Elif, böyle demişti demesine de örgütü onu zaten yaşarken toprağa gömmüştü çoktan. Bir insanın yaşamından çok ölüsüne değer veren örgüt, Elif’’i de yaşayan bir ölü gibi İstanbul sokaklarında dolaştırmıştı. Bu üç yıl içinde Elif’in adına sık sık rastladık. Kah, Taksim’deki terör saldırısında kah, Dolmabahçe de ya da hiç gitmediği kendisiyle alakası olmayan Sultanahmet saldırısında. 1988 yılında dünyaya gelen Elif Sultan Kalsen’in İstanbul Emniyeti önünde biten kısa hayatı bize çok şey anlatıyor aslında. Onun fotoğrafı şimdi, örgütünün kutsal duvarında “ Savaşçı kahraman” olarak yer alacak ve yeni Elif’lerin sokaklara salınabilmesi için örgüt malzemesi olacak. Yaşarken değeri yoktu Elif’in, ölünce değerlendi. Değerli ölü insanlar arasında yerini aldı. Klişe bir laf vardır ya “Hiçbir dava insan hayatından daha değerli olamaz” diye, olur olmadık yerde söylenir. İşte insanın ölüsünün, canlısından daha değerli olduğu bir yerdeyiz. Burada empati yapıp, bu ölümlere haklılık çıkarmak çok kolay. Kendini ikna etme adına yüzlerce ‘haklılık’ paydası çıkarabilirsin. Ama tek bir soru bütün bu haklılıkları yerle yeksan eder. Yaşamı savunmak adına ne yapıyorsun?

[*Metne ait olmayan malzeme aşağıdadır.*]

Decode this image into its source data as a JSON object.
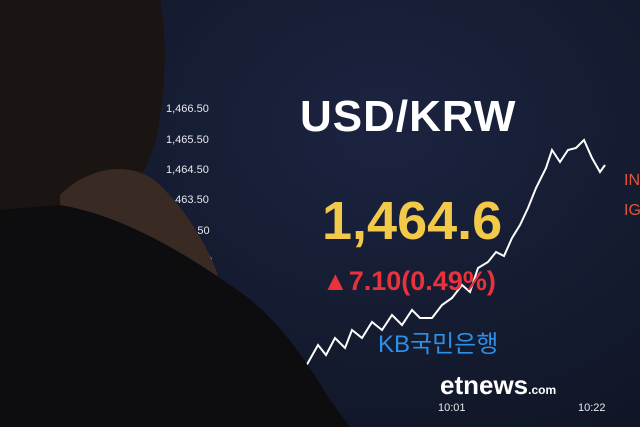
{
  "board": {
    "title": "USD/KRW",
    "price": "1,464.6",
    "change_arrow": "▲",
    "change": "7.10(0.49%)",
    "bank_logo": "KB국민은행",
    "side_labels": [
      "IN",
      "IG"
    ],
    "axis_ticks": [
      "1,466.50",
      "1,465.50",
      "1,464.50",
      "1,463.50",
      "462.50",
      "50"
    ],
    "time_labels": [
      "10:01",
      "10:22"
    ],
    "colors": {
      "price": "#f3c94a",
      "change": "#e8323c",
      "logo": "#2d8fe8",
      "background": "#131a2d"
    }
  },
  "watermark": {
    "text": "etnews",
    "suffix": ".com"
  }
}
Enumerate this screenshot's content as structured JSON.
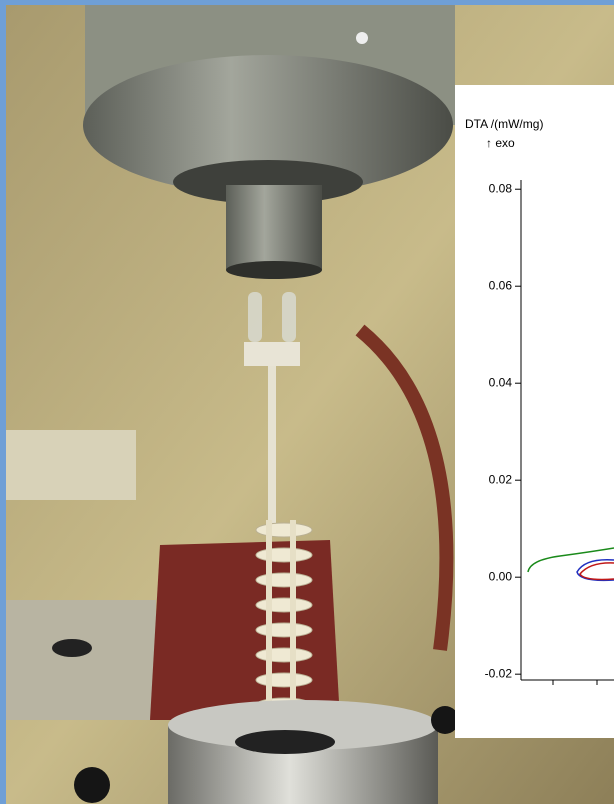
{
  "chart_data": {
    "type": "line",
    "ylabel": "DTA /(mW/mg)",
    "annotation": "↑ exo",
    "ylim": [
      -0.0212,
      0.0819
    ],
    "yticks": [
      0.08,
      0.06,
      0.04,
      0.02,
      {
        "value": 0,
        "label": "0.00"
      },
      -0.02
    ]
  }
}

Elif’in yaşamından yola çıkarak her terör eyleminden sonra, “Şuna yaradı, yok buna yaradı gibi” nekrofili martavalları yapanlara inat, yaşamı savunmalıyız. Terörün yapmak istediği korkunun esiri olmadan inadına yaşamı savunmalıyız. İşte o zaman Elif’ler daha yaşarken ‘Kutsal dava’ adına toprağa gömülmez, kendi bildiği hayatı yaşar.